Lynda Jean Schraufnagel (October 29, 1950 – January 4, 1991) was an American poet and activist for feminist and socialist causes. Despite a brief literary career cut short by her early death, she was featured in The Best American Poetry twice and was the subject of a long tribute in verse by her teacher, Richard Howard.

==Life==
In the 1970s, while waitressing in Seattle, she joined the Freedom Socialist Party and its affiliate Radical Women and worked on the party's official newspaper, The Freedom Socialist, as a proofreader. She also contributed an editorial defending abortion rights and calling feminists' attention to the death of Rosie Jimenez. In the 1980s, Schraufnagel began focusing on poetry, helping to found the feminist magazine Backbone: A Journal of Women's Literature. She then moved to Houston to pursue an M.A. in creative writing at the University of Houston, where she also taught. She graduated in 1987 with a collection of poems, titled "The Lighted Face of the Bar Clock," as her thesis. She was awarded a fellowship at the Fine Arts Work Center in Provincetown for the academic year 1989 to 1990. She died at the age of 40 in 1991.

==Work and recognition==
Schraufnagel's poems explored the troubled experience of American women with deep sympathy; when her "Carnival" was published in Feminist Studies, the editors described it in their preface as "a forgiving fantasy" of "a mother's oppressive marriage and subsequent abandonment of her children." Her poem "Trappings" was included by editor Donald Hall in The Best American Poetry 1989. At the time of her death she was described as "relatively obscure."

After her death, an outpouring of grief coincided with wider publication and appreciation of her work.
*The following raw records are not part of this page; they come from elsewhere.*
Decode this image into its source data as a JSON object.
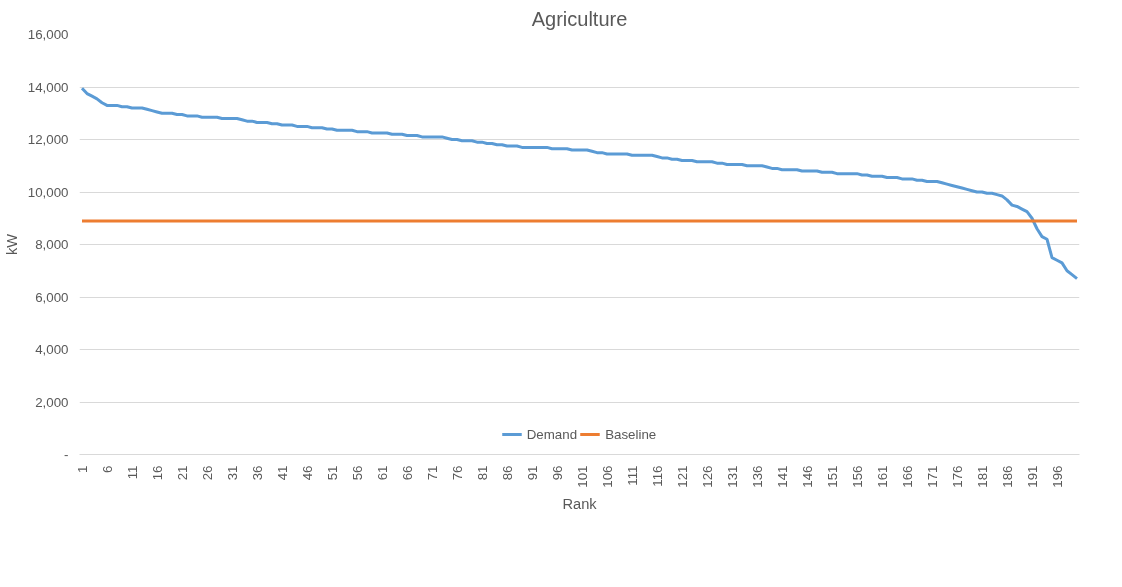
{
  "chart_data": {
    "type": "line",
    "title": "Agriculture",
    "xlabel": "Rank",
    "ylabel": "kW",
    "categories": [
      "1",
      null,
      null,
      null,
      null,
      "6",
      null,
      null,
      null,
      null,
      "11",
      null,
      null,
      null,
      null,
      "16",
      null,
      null,
      null,
      null,
      "21",
      null,
      null,
      null,
      null,
      "26",
      null,
      null,
      null,
      null,
      "31",
      null,
      null,
      null,
      null,
      "36",
      null,
      null,
      null,
      null,
      "41",
      null,
      null,
      null,
      null,
      "46",
      null,
      null,
      null,
      null,
      "51",
      null,
      null,
      null,
      null,
      "56",
      null,
      null,
      null,
      null,
      "61",
      null,
      null,
      null,
      null,
      "66",
      null,
      null,
      null,
      null,
      "71",
      null,
      null,
      null,
      null,
      "76",
      null,
      null,
      null,
      null,
      "81",
      null,
      null,
      null,
      null,
      "86",
      null,
      null,
      null,
      null,
      "91",
      null,
      null,
      null,
      null,
      "96",
      null,
      null,
      null,
      null,
      "101",
      null,
      null,
      null,
      null,
      "106",
      null,
      null,
      null,
      null,
      "111",
      null,
      null,
      null,
      null,
      "116",
      null,
      null,
      null,
      null,
      "121",
      null,
      null,
      null,
      null,
      "126",
      null,
      null,
      null,
      null,
      "131",
      null,
      null,
      null,
      null,
      "136",
      null,
      null,
      null,
      null,
      "141",
      null,
      null,
      null,
      null,
      "146",
      null,
      null,
      null,
      null,
      "151",
      null,
      null,
      null,
      null,
      "156",
      null,
      null,
      null,
      null,
      "161",
      null,
      null,
      null,
      null,
      "166",
      null,
      null,
      null,
      null,
      "171",
      null,
      null,
      null,
      null,
      "176",
      null,
      null,
      null,
      null,
      "181",
      null,
      null,
      null,
      null,
      "186",
      null,
      null,
      null,
      null,
      "191",
      null,
      null,
      null,
      null,
      "196",
      null,
      null,
      null,
      null
    ],
    "series": [
      {
        "name": "Demand",
        "color": "#5b9bd5",
        "values": [
          13950,
          13750,
          13650,
          13550,
          13400,
          13300,
          13300,
          13300,
          13250,
          13250,
          13200,
          13200,
          13200,
          13150,
          13100,
          13050,
          13000,
          13000,
          13000,
          12950,
          12950,
          12900,
          12900,
          12900,
          12850,
          12850,
          12850,
          12850,
          12800,
          12800,
          12800,
          12800,
          12750,
          12700,
          12700,
          12650,
          12650,
          12650,
          12600,
          12600,
          12550,
          12550,
          12550,
          12500,
          12500,
          12500,
          12450,
          12450,
          12450,
          12400,
          12400,
          12350,
          12350,
          12350,
          12350,
          12300,
          12300,
          12300,
          12250,
          12250,
          12250,
          12250,
          12200,
          12200,
          12200,
          12150,
          12150,
          12150,
          12100,
          12100,
          12100,
          12100,
          12100,
          12050,
          12000,
          12000,
          11950,
          11950,
          11950,
          11900,
          11900,
          11850,
          11850,
          11800,
          11800,
          11750,
          11750,
          11750,
          11700,
          11700,
          11700,
          11700,
          11700,
          11700,
          11650,
          11650,
          11650,
          11650,
          11600,
          11600,
          11600,
          11600,
          11550,
          11500,
          11500,
          11450,
          11450,
          11450,
          11450,
          11450,
          11400,
          11400,
          11400,
          11400,
          11400,
          11350,
          11300,
          11300,
          11250,
          11250,
          11200,
          11200,
          11200,
          11150,
          11150,
          11150,
          11150,
          11100,
          11100,
          11050,
          11050,
          11050,
          11050,
          11000,
          11000,
          11000,
          11000,
          10950,
          10900,
          10900,
          10850,
          10850,
          10850,
          10850,
          10800,
          10800,
          10800,
          10800,
          10750,
          10750,
          10750,
          10700,
          10700,
          10700,
          10700,
          10700,
          10650,
          10650,
          10600,
          10600,
          10600,
          10550,
          10550,
          10550,
          10500,
          10500,
          10500,
          10450,
          10450,
          10400,
          10400,
          10400,
          10350,
          10300,
          10250,
          10200,
          10150,
          10100,
          10050,
          10000,
          10000,
          9950,
          9950,
          9900,
          9850,
          9700,
          9500,
          9450,
          9350,
          9250,
          9000,
          8600,
          8300,
          8200,
          7500,
          7400,
          7300,
          7000,
          6850,
          6700
        ]
      },
      {
        "name": "Baseline",
        "color": "#ed7d31",
        "values": [
          8900,
          8900,
          8900,
          8900,
          8900,
          8900,
          8900,
          8900,
          8900,
          8900,
          8900,
          8900,
          8900,
          8900,
          8900,
          8900,
          8900,
          8900,
          8900,
          8900,
          8900,
          8900,
          8900,
          8900,
          8900,
          8900,
          8900,
          8900,
          8900,
          8900,
          8900,
          8900,
          8900,
          8900,
          8900,
          8900,
          8900,
          8900,
          8900,
          8900,
          8900,
          8900,
          8900,
          8900,
          8900,
          8900,
          8900,
          8900,
          8900,
          8900,
          8900,
          8900,
          8900,
          8900,
          8900,
          8900,
          8900,
          8900,
          8900,
          8900,
          8900,
          8900,
          8900,
          8900,
          8900,
          8900,
          8900,
          8900,
          8900,
          8900,
          8900,
          8900,
          8900,
          8900,
          8900,
          8900,
          8900,
          8900,
          8900,
          8900,
          8900,
          8900,
          8900,
          8900,
          8900,
          8900,
          8900,
          8900,
          8900,
          8900,
          8900,
          8900,
          8900,
          8900,
          8900,
          8900,
          8900,
          8900,
          8900,
          8900,
          8900,
          8900,
          8900,
          8900,
          8900,
          8900,
          8900,
          8900,
          8900,
          8900,
          8900,
          8900,
          8900,
          8900,
          8900,
          8900,
          8900,
          8900,
          8900,
          8900,
          8900,
          8900,
          8900,
          8900,
          8900,
          8900,
          8900,
          8900,
          8900,
          8900,
          8900,
          8900,
          8900,
          8900,
          8900,
          8900,
          8900,
          8900,
          8900,
          8900,
          8900,
          8900,
          8900,
          8900,
          8900,
          8900,
          8900,
          8900,
          8900,
          8900,
          8900,
          8900,
          8900,
          8900,
          8900,
          8900,
          8900,
          8900,
          8900,
          8900,
          8900,
          8900,
          8900,
          8900,
          8900,
          8900,
          8900,
          8900,
          8900,
          8900,
          8900,
          8900,
          8900,
          8900,
          8900,
          8900,
          8900,
          8900,
          8900,
          8900,
          8900,
          8900,
          8900,
          8900,
          8900,
          8900,
          8900,
          8900,
          8900,
          8900,
          8900,
          8900,
          8900,
          8900,
          8900,
          8900,
          8900,
          8900,
          8900,
          8900
        ]
      }
    ],
    "ylim": [
      0,
      16000
    ],
    "yticks": [
      {
        "value": 0,
        "label": "-"
      },
      {
        "value": 2000,
        "label": "2,000"
      },
      {
        "value": 4000,
        "label": "4,000"
      },
      {
        "value": 6000,
        "label": "6,000"
      },
      {
        "value": 8000,
        "label": "8,000"
      },
      {
        "value": 10000,
        "label": "10,000"
      },
      {
        "value": 12000,
        "label": "12,000"
      },
      {
        "value": 14000,
        "label": "14,000"
      },
      {
        "value": 16000,
        "label": "16,000"
      }
    ],
    "grid": "y",
    "legend": "bottom",
    "marker": "none",
    "line_style": "solid"
  }
}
Her poem "Trial" was included by Charles Simic in The Best American Poetry 1992, accompanied by a note from Richard Howard, her former teacher at Houston, mourning her "manic glee." In a review of the book, Stephen Margulies singles out her poem as "a trial by funkiness, a vitally weary, broken-neon-sign account of drugs and Vietnam veterans and working at diners and the guilt of refusing guilt, the numb shame of denying mercy." Howard also published a long poem describing her "inordinate life" and fierce radicalism, "To the Tenth Muse," saying that "she would tolerate my classroom in order to show cause / for later parlays"; the poem's final stanzas state: "Merely I observed / in her (and with her / in myself) that our deepest desire aims at transformation." Howard sketches out her life in brief: "the nuns had taught her / to bear the ennui / of almost any routine"; she had been a "bank-teller, waitress"; "she had been married, / yes, but he was a transvestite"; she was "Angular, graceful" and bore "the mask of a scornful dyke." Several other poems and books published in the 1990s were dedicated to her memory, including Nancy Eimers's "In the New Year" and "Space Life" and Cathleen Calbert's Bad Judgment.